Este filme faz parte do Festival Varilux de Cinema Francês de 2018. Para mais resenhas do festival, clique aqui.
Em A Excêntrica Família de Gaspard (Gaspard Va Au Mariage, 2017), após receber um convite inesperado para o segundo casamento de seu pai, o jovem Gaspard (Félix Moati) decide viajar para o zoológico de sua família após ficar alguns anos sem visitar o local. Durante o trajeto ele conhece Laura (Laetitia Dosch), uma jovem aventureira e incomum que aceita fingir ser sua namorada durante o evento. No entanto, o que parecia ser um conturbado reencontro de família com um pai mulherengo, um irmão ressentido e uma estranha irmã, acaba sendo uma reflexão sobre o significado da família e a última chance de Gaspard reviver sua infância.
Durante o filme, o que mais chama a atenção é a construção das personagens. Quando a família é apresentada, fica evidente a importância que ela terá no desenvolvimento do filme. A irmã de Gaspard, Coline (Christa Theret), é o grande destaque do núcleo principal. Com uma personalidade excêntrica, ela representa muito bem a dificuldade de se desapegar da infância vivida no zoológico e se abrir para o mundo, tanto pela construção da personagem, quanto pela atuação excelente de Theret, além de proporcionar até mesmo um debate social acerca do meio em que somos criados.
Outro ponto trazido por Coline é a estranha relação que ela parece ter com o irmão, muito semelhante a relação dos gêmeos Isabelle (Eva Green) e Theo (Louis Garrel) no clássico filme Os Sonhadores (The Dreamers, 2003). O que se inicia como uma relação incômoda e quase incestuosa, entretanto, torna-se um questionamento sobre as relações fraternais, os sentimentos que elas evocam e as marcas deixadas pela infância.

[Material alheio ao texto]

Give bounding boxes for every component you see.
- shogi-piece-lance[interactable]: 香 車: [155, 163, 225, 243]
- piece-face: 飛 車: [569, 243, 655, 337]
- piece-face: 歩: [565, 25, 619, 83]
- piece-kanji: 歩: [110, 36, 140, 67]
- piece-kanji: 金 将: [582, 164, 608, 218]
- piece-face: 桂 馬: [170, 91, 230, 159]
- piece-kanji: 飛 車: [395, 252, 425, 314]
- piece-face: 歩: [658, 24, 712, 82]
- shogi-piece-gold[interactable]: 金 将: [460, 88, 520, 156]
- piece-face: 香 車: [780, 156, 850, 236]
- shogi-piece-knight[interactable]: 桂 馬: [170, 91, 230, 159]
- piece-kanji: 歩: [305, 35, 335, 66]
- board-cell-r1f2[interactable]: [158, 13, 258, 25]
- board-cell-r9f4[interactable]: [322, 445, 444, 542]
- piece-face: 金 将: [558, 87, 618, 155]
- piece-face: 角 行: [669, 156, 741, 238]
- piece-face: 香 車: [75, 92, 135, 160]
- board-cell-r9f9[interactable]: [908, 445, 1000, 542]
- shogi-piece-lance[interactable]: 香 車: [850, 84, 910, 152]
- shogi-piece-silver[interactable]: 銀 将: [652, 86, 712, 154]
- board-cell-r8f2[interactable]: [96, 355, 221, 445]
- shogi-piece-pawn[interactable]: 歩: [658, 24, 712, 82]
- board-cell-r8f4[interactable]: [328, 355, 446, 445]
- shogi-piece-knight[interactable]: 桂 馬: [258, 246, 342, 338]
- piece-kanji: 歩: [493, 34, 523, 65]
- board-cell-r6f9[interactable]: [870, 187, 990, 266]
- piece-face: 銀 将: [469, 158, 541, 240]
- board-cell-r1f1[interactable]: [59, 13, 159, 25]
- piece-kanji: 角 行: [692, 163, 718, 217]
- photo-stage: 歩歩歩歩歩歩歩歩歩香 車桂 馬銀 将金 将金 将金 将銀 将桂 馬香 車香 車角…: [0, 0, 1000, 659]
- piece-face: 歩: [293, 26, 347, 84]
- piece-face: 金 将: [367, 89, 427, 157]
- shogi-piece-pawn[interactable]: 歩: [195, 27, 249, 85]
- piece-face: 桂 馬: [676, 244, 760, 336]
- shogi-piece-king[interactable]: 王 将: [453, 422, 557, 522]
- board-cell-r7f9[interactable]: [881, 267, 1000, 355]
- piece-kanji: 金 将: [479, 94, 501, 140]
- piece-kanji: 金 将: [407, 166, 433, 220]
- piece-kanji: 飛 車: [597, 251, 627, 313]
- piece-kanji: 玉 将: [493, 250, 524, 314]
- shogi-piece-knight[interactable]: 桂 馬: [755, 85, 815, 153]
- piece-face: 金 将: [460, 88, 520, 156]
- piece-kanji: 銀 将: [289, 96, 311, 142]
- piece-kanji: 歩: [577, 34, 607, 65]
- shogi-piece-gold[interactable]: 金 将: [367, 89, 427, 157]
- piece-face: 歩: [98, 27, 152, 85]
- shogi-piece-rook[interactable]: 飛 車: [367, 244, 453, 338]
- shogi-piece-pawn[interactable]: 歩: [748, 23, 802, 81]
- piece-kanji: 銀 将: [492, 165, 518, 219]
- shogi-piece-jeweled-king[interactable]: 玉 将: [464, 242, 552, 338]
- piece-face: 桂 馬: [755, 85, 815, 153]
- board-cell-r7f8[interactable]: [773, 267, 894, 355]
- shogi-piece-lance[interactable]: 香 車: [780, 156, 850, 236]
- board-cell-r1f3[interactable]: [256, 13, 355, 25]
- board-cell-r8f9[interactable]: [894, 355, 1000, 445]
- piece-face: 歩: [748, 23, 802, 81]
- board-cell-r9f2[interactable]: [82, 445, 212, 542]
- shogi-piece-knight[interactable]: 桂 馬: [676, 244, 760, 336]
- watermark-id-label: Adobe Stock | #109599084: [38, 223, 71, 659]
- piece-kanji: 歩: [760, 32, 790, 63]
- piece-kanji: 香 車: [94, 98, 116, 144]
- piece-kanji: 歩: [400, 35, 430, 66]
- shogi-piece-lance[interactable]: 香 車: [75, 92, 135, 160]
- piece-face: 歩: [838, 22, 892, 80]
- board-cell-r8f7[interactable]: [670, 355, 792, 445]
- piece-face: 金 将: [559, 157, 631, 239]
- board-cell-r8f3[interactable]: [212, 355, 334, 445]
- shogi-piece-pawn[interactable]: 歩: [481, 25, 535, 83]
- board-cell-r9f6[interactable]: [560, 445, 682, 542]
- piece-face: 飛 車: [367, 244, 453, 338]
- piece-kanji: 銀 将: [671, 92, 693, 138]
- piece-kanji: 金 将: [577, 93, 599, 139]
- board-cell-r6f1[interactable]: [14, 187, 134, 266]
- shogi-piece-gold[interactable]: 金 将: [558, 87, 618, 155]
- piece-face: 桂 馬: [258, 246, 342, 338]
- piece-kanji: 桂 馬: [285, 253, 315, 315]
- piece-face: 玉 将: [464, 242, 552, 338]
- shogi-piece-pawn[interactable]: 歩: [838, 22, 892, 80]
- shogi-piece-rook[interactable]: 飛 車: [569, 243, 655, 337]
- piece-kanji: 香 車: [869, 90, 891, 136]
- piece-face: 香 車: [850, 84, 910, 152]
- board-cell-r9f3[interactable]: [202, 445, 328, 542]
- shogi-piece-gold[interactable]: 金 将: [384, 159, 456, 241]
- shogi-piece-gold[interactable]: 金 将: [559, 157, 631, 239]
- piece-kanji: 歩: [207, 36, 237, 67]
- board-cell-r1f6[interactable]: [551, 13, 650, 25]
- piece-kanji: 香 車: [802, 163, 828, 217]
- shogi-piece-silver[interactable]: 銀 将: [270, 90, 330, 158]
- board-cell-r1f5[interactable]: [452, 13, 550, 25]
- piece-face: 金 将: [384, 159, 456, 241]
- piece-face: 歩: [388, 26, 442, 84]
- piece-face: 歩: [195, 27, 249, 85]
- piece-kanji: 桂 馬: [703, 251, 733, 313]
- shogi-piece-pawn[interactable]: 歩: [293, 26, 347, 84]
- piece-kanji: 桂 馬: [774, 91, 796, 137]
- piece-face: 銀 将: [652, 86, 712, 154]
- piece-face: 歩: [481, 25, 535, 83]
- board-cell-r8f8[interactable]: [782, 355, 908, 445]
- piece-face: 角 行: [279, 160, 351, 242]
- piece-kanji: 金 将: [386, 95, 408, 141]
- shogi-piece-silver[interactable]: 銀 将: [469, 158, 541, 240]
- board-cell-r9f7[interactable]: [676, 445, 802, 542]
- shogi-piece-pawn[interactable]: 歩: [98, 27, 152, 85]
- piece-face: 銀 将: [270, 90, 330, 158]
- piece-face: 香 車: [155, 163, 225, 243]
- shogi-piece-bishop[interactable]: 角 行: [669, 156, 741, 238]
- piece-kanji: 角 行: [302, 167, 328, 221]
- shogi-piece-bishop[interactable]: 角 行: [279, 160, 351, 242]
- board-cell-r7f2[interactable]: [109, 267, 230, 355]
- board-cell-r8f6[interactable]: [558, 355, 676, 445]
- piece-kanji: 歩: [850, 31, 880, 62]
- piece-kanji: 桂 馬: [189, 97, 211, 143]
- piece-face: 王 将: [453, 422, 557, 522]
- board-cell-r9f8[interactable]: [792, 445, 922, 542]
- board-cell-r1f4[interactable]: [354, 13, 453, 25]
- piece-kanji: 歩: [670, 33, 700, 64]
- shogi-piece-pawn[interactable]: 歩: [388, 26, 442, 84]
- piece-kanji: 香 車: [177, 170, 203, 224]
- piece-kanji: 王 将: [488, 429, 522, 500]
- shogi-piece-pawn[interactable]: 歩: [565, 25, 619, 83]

Apesar da construção bem feita e da abordagem intensa de alguns assuntos que A Excêntrica Família de Gaspard traz, alguns personagens acabam esquecidos e com suas histórias pouco aprofundadas. Como por exemplo Laura, que mesmo sendo uma personagem de importância no filme, não tem uma história aprofundada, de forma que sua presença no longa muitas vezes parece desconexa, já que o público não tem muita certeza de suas origens e de suas motivações para aceitar um acordo tão estranho quanto o proposto por Gaspard.
A fotografia é outro destaque do longa, complementando muito bem as cenas e os diálogos criados. As cores quando Gaspard está no zoológico são geralmente de um tom amarelado que parece dar o clima certo de nostalgia trazido pela volta do jovem ao lugar onde cresceu. Já nas cenas mais melancólicas, as cenas adquirem tons mais sombrios e opacos. Esse contraste permite que o espectador sinta as sensações de Gaspard: a satisfação de estar de volta ao zoológico após tanto tempo e a tristeza em saber que essas serão suas últimas memórias no lugar.
Dessa forma, A Excêntrica Família de Gaspard surpreende quem espera que o filme seja uma história de amor. Muito mais que um simples romance, o longa retrata o amor e a união familiar, e a dificuldade em deixar as memórias para trás, além de promover diversas reflexões acerca do impacto das relações humanas com a família e com o mundo. Afinal, toda família tem suas excentricidades.